Protagonista del documentario sperimentale Histela di Pietro Gardoni – in programma martedì 19 agosto al Teatro Simoni Fè di Bienno – Lucio Avanzini apre le porte della sua bottega, in senso figurato e letterale, per raccontare la sua arte e la sua storia. Nato e cresciuto nel borgo, ci accoglie nel suo laboratorio scusandosi per il disordine, prima di iniziare a parlare delle residenze artistiche portate in paese dal progetto Bienno Borgo degli Artisti 2.0.
«Sono sempre qua. – ci dice – Vedo tanta gente che viene e tanta che va. Conosco più o meno tutti».
Seduto tra cesti e sedie da impagliare, Lucio ci spiega: «Intreccio ceste e impaglio sedie, ma mi occupo anche di ricerche storiche sul territorio della Valle, del bresciano e del bergamasco». In paese, in fatto di storia locale, dialetto e genealogie, Avanzini è una vera autorità.
«È un lavoro continuo in divenire. – racconta – Vado negli archivi di Stato e ogni documento trovato è una notizia in più, sia per la storia dei cognomi che per quella del dialetto. Non ho mai scritto un libro, ma metto da parte informazioni che potranno essere utili. Ho imparato a leggere i documenti antichi da autodidatta: frequento gli archivi dal 1995».
Lucio Avanzini, cestaio di Bienno e memoria storica del borgo
Un impegno che richiede pazienza e attenzione ai dettagli. «Ogni documento è una miniera di fonti. – spiega – Un atto notarile, ad esempio, cita dei testimoni. Un ricercatore spesso li tralascia perché non rilevanti per il suo scopo, ma per me ogni nome è un tassello in più».

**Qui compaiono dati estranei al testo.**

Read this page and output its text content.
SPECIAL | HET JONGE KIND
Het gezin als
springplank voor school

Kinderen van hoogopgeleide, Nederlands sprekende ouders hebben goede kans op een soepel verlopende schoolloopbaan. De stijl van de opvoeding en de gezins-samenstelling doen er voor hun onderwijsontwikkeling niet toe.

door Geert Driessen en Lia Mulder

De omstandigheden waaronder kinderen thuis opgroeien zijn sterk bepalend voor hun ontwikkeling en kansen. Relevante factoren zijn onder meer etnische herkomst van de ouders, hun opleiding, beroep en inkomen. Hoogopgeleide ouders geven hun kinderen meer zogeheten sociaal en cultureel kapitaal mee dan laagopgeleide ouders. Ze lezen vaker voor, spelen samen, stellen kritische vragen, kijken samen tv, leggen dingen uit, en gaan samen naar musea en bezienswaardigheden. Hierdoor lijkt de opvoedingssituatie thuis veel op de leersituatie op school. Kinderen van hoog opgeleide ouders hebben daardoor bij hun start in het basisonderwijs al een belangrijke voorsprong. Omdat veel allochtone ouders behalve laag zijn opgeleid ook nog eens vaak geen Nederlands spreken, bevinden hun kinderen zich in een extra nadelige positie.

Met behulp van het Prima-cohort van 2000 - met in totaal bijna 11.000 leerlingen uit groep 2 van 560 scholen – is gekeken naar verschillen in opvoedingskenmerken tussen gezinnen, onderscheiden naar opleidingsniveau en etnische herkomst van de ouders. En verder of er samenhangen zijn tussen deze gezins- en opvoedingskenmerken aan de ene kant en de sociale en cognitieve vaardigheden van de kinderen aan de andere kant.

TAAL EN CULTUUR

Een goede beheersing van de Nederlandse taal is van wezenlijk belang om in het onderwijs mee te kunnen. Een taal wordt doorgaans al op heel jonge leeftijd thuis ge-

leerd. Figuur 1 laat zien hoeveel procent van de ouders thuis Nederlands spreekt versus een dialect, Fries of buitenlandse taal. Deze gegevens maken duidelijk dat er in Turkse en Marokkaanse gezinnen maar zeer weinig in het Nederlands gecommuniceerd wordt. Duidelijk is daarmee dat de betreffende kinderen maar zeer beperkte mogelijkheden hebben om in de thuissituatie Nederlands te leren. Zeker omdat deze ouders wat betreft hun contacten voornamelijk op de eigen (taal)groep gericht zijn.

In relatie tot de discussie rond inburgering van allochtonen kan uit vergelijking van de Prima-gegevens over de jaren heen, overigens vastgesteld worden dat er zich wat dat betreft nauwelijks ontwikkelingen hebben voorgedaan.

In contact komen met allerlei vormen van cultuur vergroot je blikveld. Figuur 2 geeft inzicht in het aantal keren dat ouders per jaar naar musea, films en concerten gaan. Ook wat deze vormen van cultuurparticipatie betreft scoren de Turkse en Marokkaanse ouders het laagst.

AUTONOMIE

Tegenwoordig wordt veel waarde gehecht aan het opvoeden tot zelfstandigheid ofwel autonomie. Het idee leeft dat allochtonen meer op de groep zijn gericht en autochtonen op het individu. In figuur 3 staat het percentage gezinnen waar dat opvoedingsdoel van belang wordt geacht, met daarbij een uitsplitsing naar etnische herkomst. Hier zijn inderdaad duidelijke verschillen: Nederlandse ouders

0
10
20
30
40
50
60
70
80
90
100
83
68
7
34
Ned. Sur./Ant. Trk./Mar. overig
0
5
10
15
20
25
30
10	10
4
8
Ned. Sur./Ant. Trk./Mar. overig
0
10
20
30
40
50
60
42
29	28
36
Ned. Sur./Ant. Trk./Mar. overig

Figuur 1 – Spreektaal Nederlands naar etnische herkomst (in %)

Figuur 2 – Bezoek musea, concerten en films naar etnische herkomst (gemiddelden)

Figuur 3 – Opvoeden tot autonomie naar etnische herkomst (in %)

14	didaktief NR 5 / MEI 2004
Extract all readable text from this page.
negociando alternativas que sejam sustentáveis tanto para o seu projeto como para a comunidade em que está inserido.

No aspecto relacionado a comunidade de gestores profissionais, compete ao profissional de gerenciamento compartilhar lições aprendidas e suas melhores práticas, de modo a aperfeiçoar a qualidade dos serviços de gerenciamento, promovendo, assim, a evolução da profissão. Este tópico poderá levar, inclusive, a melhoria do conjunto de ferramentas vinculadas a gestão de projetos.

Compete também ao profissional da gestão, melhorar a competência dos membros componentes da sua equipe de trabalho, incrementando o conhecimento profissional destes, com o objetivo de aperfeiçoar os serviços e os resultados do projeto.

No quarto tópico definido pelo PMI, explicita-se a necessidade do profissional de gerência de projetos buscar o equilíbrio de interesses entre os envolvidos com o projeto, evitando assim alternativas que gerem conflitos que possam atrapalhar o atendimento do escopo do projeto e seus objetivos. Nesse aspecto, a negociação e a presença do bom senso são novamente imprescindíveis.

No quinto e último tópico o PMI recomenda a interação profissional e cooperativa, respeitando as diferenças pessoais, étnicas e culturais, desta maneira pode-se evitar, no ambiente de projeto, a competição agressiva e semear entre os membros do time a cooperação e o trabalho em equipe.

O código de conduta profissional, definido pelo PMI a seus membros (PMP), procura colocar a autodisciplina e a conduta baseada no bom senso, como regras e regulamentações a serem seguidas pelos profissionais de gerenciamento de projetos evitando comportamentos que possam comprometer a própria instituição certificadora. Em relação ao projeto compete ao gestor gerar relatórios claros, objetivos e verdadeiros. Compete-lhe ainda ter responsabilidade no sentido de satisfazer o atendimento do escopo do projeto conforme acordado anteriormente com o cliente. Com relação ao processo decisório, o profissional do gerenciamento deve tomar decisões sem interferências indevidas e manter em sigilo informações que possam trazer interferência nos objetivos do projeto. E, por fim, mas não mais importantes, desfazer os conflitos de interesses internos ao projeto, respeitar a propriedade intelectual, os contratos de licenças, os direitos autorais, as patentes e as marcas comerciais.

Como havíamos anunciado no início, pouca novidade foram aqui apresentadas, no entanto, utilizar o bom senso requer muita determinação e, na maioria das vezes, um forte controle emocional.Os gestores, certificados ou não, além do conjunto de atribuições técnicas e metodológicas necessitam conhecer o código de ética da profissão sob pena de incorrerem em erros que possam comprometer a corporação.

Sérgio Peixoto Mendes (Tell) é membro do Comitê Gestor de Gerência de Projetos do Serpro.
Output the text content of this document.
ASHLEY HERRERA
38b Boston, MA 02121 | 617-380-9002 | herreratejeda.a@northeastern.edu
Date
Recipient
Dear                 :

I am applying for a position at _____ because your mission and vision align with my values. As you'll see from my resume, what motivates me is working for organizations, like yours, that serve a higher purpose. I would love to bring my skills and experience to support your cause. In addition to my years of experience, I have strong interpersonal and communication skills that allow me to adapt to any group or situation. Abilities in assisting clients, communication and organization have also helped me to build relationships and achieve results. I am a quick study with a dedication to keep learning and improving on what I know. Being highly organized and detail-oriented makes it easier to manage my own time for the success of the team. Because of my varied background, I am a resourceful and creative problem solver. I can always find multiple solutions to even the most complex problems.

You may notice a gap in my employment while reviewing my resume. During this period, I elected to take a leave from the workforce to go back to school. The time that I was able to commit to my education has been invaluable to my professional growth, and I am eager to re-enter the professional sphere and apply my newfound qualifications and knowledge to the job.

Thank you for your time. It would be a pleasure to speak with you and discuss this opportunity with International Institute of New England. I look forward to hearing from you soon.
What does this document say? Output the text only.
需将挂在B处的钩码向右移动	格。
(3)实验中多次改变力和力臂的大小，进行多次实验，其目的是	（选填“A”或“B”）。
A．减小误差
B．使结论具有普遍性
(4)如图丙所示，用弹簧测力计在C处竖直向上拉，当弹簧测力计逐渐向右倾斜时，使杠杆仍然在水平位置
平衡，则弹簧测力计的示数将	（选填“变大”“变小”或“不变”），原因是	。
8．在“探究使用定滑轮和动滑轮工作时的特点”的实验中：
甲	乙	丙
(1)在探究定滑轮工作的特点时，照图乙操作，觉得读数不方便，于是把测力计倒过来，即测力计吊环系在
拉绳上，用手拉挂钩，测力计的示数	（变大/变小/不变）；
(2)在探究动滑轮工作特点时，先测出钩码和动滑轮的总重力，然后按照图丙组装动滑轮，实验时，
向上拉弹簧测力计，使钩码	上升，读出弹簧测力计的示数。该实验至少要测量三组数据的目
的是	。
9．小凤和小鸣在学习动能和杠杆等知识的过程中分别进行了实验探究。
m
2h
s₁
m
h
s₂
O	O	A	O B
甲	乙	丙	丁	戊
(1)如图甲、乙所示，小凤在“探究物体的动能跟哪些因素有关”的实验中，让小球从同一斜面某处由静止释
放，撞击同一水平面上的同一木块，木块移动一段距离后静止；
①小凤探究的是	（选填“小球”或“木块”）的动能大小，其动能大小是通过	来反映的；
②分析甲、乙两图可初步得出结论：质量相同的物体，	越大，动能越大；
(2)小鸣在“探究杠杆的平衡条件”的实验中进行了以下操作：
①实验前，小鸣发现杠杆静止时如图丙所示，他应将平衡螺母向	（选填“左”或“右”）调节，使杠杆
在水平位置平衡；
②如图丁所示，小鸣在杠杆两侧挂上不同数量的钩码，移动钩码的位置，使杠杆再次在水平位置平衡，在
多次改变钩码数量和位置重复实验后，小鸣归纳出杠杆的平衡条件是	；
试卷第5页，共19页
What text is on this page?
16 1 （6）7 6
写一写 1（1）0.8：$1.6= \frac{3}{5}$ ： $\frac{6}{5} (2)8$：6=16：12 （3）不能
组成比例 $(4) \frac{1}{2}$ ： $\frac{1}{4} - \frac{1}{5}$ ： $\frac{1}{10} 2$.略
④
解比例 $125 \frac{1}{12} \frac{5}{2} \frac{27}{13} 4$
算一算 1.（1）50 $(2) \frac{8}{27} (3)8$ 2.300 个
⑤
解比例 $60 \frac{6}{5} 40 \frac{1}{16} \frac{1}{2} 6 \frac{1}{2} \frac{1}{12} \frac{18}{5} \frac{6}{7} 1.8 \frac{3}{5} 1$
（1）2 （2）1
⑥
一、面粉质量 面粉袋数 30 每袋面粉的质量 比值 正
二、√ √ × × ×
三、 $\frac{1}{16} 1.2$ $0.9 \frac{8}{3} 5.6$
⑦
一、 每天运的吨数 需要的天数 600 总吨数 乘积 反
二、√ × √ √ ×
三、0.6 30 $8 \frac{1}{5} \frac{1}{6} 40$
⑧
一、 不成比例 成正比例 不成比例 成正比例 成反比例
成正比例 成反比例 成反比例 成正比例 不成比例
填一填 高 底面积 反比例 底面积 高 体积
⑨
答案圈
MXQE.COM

Il legame con Bienno è indissolubile. «Ci si conosce tutti. – sottolinea – Si vive ancora bene, nonostante il periodo storico. Siamo lontani sia da Brescia che da Bergamo, 67 km, e questo ci rende un’isola felice. Quando vado in città, non vedo l’ora di tornare».
LEGGI ANCHE: Valentina Manzoni: Bienno, il motocross e il ferro tra «fragilità e resistenza»
Radici e tradizione per Lucio non sono solo valori: sono una vocazione. «Vado a cercare piante selvatiche e, con innesti, ricreo le varietà antiche. – racconta – L’arte di intrecciare i cesti l’ho imparata 22 anni fa da Giovanni Salvetti, detto Ronchèl, di Niardo. Una bellissima arte tradizionale, che porto avanti con orgoglio».